Maybe all first books have to be like that, especially those written by young people. Writing is not an easy craft to learn and – like most crafts – it has to be learned by doing it. I know where the images come from of a potential author gazing out of a window, quill pen in hand, and suddenly seeing how the spring time garden can be turned into a host of golden daffodils. The image lingers on of writing as some sort of inspiration that descends without warning, taking the writer by complete surprise and resulting in a splendid story, or the beginning of a trilogy.
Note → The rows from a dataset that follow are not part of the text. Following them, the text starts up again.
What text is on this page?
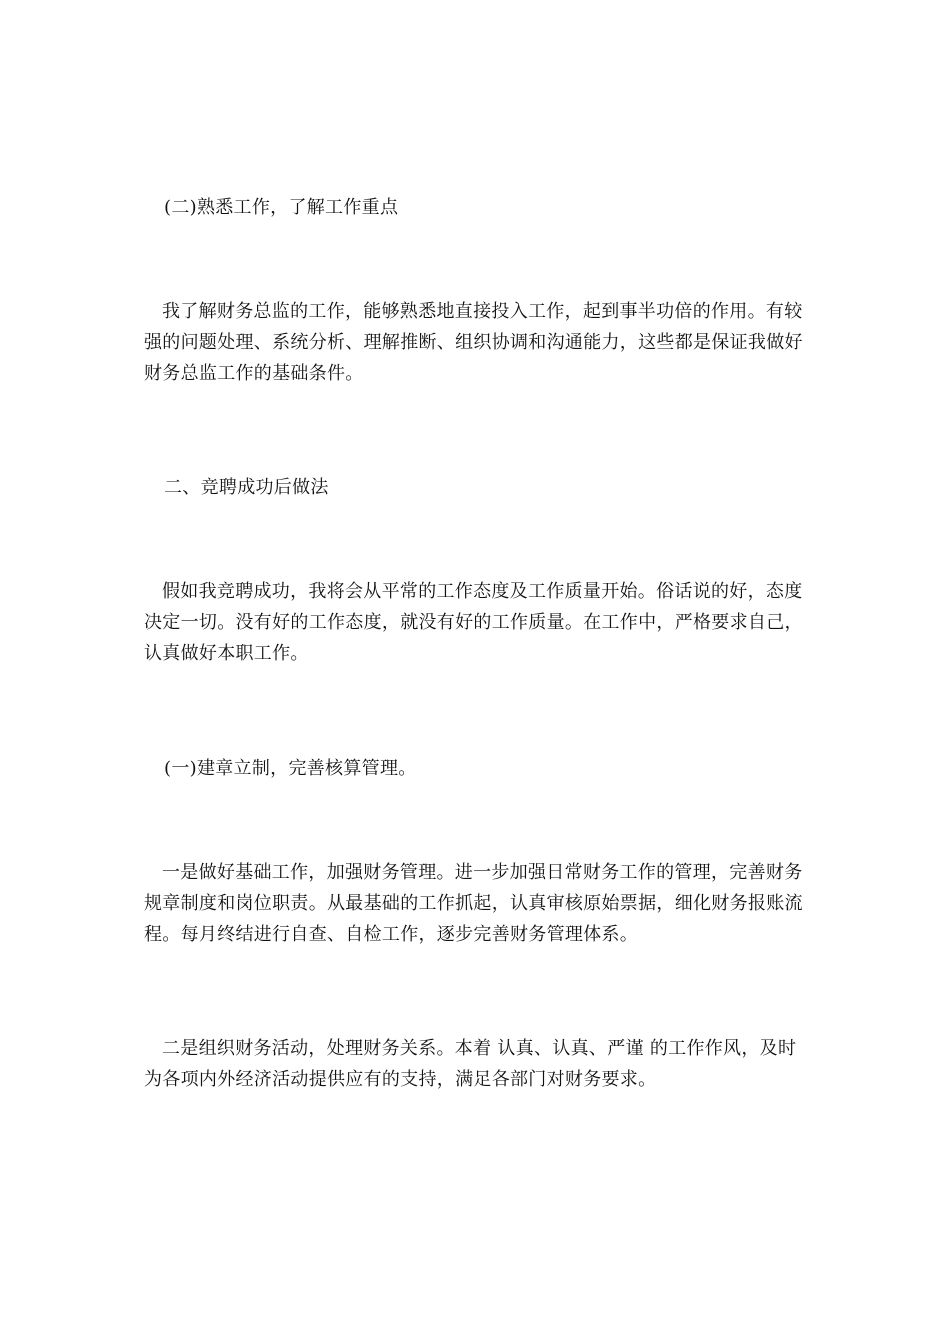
(二)熟悉工作，了解工作重点
我了解财务总监的工作，能够熟悉地直接投入工作，起到事半功倍的作用。有较强的问题处理、系统分析、理解推断、组织协调和沟通能力，这些都是保证我做好财务总监工作的基础条件。
二、竞聘成功后做法
假如我竞聘成功，我将会从平常的工作态度及工作质量开始。俗话说的好，态度决定一切。没有好的工作态度，就没有好的工作质量。在工作中，严格要求自己，认真做好本职工作。
(一)建章立制，完善核算管理。
一是做好基础工作，加强财务管理。进一步加强日常财务工作的管理，完善财务规章制度和岗位职责。从最基础的工作抓起，认真审核原始票据，细化财务报账流程。每月终结进行自查、自检工作，逐步完善财务管理体系。
二是组织财务活动，处理财务关系。本着 认真、认真、严谨 的工作作风，及时为各项内外经济活动提供应有的支持，满足各部门对财务要求。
Rainbow undoubtedly surprised me, but it was a long hard slog to write. It was useful mostly for the things it taught me, the many things I didn’t know. Because to write successfully, you really have to examine what the poet Mary Oliver once called ‘the machinery of your wits’. You need to offer yourself up completely to the process. Many years later, when I had practiced for a couple of decades, I once again wrote something that was, really, just for me, about that same time of change and disruption in that garden where my first book began.

Here it is …

I remember one day going to our old house, empty of everything now, and sitting alone in the garden on the wheelbarrow, which was neither worth selling nor worth taking to South Africa. It was a very still early summer afternoon and clouds of midges spiraled in the faint sunshine. I was quite comfortable in the wheelbarrow, swinging my legs idly and contemplating the future. Maybe I wanted to distract myself from the unknown, but there suddenly came to me, quite out of the blue, an idea for a book. It would be about a boy who climbed up a rope he found in a rainbow one day. It would be called, I decided after a pause for thought, Rainbow! Nothing more happened to the subsequent manuscript for about twenty-two years, but it took my mind off things very effectively.